How to prove not an integer? The question I am trying to figure out is 
Let n and m be positive integer and let d = gcd(n,m). Define l = nm/d
Let k > d. Prove that at least one of the following statements must be false.
a) nm/k is not an integer
b) n | (nm/k)
c) m | (nm/k)

I thought about making k be d + 1, but don't know what to do from there.
 A: Assume that (b) and (c) are true
(b) n | nm/k $\Rightarrow$ m/k is an integer say $m_k$ (let [nm/k]/n = $m_k$ = m/k) and immediately you see that  k cannot be irrational.
(c) m | nm/k $\Rightarrow$ n/k is an integer say $n_k$
Now nm/k = k.$n_k m_k$ and if (a) is true then this is not an integer $\Rightarrow$ k is not an integer: let k = p/q where q > 1, and p, q are relatively prime. 

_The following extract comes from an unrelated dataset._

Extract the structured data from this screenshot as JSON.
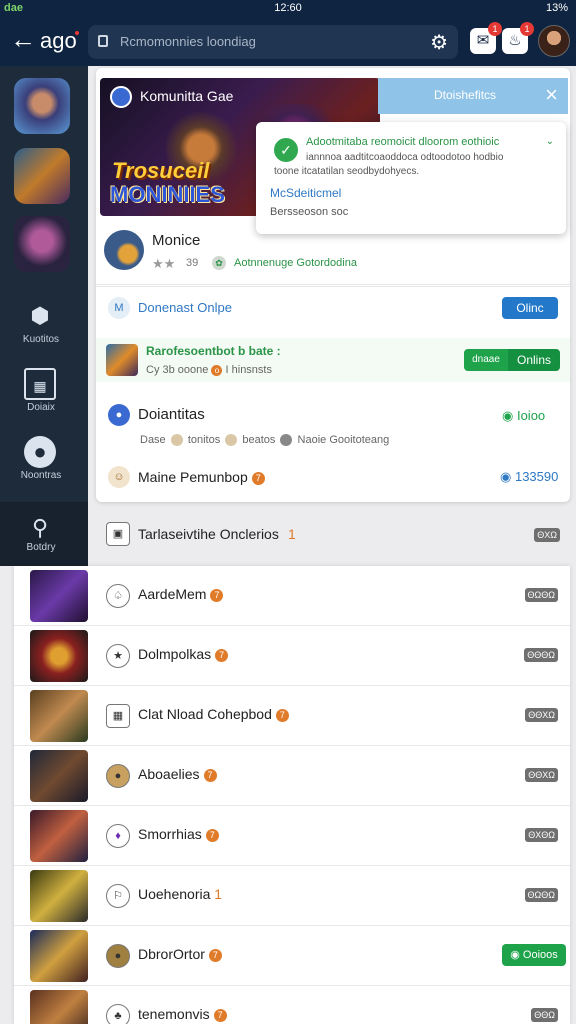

Since k = p/q (with q>1) > d then p > d.
From (b) $m_k$ = m/k = m.q/p and as p, q relatively prime then p must divide m. Similarly from (c) p must divide n. So p > d divides both m and n which contradicts d = gcd(m, n).

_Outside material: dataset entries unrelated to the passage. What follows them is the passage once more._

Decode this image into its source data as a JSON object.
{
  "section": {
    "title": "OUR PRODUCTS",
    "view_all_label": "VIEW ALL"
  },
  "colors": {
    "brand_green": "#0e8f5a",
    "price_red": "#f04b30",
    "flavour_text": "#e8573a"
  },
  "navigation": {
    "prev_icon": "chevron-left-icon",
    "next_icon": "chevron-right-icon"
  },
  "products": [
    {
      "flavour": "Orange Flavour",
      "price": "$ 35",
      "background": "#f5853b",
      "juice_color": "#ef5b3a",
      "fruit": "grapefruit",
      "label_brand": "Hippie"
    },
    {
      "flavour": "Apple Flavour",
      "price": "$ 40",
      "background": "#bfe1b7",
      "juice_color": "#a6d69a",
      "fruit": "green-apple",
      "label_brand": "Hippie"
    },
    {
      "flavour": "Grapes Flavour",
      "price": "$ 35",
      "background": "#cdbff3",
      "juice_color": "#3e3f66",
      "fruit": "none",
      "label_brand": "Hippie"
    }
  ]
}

So, at least one of (a), (b), (c) must be false.
It appears though that (a) is redundant and one of (b) or (c) must be false. The proof is similar. From (b) and (c), $m_k$ = m/k and $n_k$ = n/k. Again, k cannot be irrational so let k = p/q with p, q relatively prime but now allow q $\ge$ 1 so that k could be an integer. Again if k > d then p > d.
$m_k$ = m/k = m.q/p and as p, q relatively prime then p must divide m. Similarly p must divide n. So p > d divides both m and n which contradicts d = gcd(m, n).